Des poètes, des bardes et des visionnaires chez les dauphins et les baleines …

Rechercher une vie intelligente extra-terrestre est toujours synonyme de rechercher une technologie avancée. Mais il n’est pas du tout clair que l’utilisation d’outil appartienne à mon essence, ou à mon propre, d’une façon significativement différente de celle d’un chimpanzé.

Si un chimpanzé et moi sommes échoués sur une île déserte avec seulement notre intelligence pour nous aider à survivre, je ne pourrais pas construire d’outils, avec les matières premières disponibles, plus complexes que ce que le chimpanzé inventerait. Je continuerais cependant à utiliser d’autres avantages vraiment spécifiques, comme la bipédie. Nous savons que pour une part considérable de l’histoire des humains anatomiquement modernes (récemment datée de 300,000 ans) il n’y avait pratiquement aucune culture matérielle pour distinguer homo sapiens des autres primates. Celle-ci a commencé seulement il y a environ 50,000 ans, avec ce que Colin Renfrew appelle la révolution humaine. Nos propres avancées technologiques pendant plusieurs dizaines de milliers d’années ont eu plus à faire avec les adaptations darwiniennes nécessaires pour occuper une niche écologique, qui ne peut être occupée par plus d’une espèce, qu’avec n’importe quelles capacités spécifiques communes à tous les humains, en qualité d’humains, et étrangères à tous les animaux non-humains.

Autrement dit il est possible que l’avancement technologique dans d’autres espèces n’entraîne pas de transformations dans l’évolution individuelle: cet avancement pourrait advenir comme un ensemble d’effets cumulatifs dans l’histoire de l’espèce, sans qu’il lui soit nécessaire de fabriquer ce qui nous apparaît comme un artefact. Cet avancement est bloqué chez les autres espèces,  pour le moment, par quelque chose d’analogue à ce qui empêche un travailleur pauvre de lancer la construction d’une navette spatiale. Il n’a pas une essence différente de celle d’Elon Musk.

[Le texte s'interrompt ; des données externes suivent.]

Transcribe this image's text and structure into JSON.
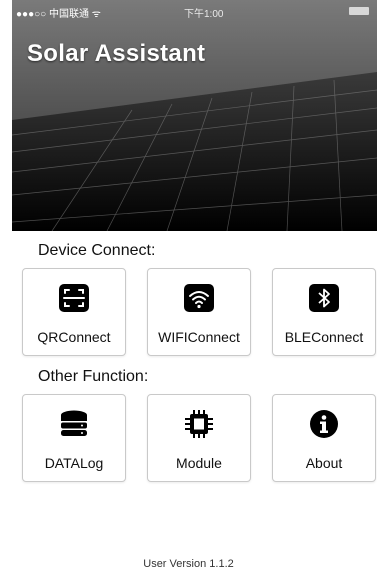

Le seul cas de mammifères comparables à homo sapiens pour la population et la biomasse est celui des animaux domestiques. Mais ils vivent sous une domination totale et dans l’appauvrissement forcé de leur monde: il est inconcevable dans une telle situation qu’il puisse y avoir des innovations au niveau de l’espèce. Les autres mammifères, comme les éléphants et les chimpanzés ont été réduits à de simples points dans leurs anciens habitats, trop clairsemés et menacés pour qu’ils prospèrent et innovent. Il y a enfin le cas des animaux impliqués dans l’histoire humaine depuis le début de nos innovations matérielles, accélérées avec les premières implantations urbaines, vers la fin de la dernière période glaciaire: les souris et les rats et ensuite les chiens et les chats et d’autres membres de ce que James C. Scott a appelé les camps de repeuplement néolithiques multi-espèces.

Pourquoi n’ont pas ils innové?

Ils l’ont fait. L’innovation technologique humaine a été une collaboration multi-espèces depuis le début: quelques êtres construisaient des jougs et des chariots, d’autres êtres moulaient des grains, d’autres êtres tiraient des chariots au-dessous de leurs jougs, d’autres élevaient des enfants, d’autres nettoyaient les débris alimentaires qui se seraient transformés autrement en vecteurs de maladie. Certains de ces êtres étaient humains, certains étaient bovins, certains chiens, certains félins, mais ils ont tous été nécessairement impliqués dans le projet commun que nous nommons maintenant civilisation technologique humaine.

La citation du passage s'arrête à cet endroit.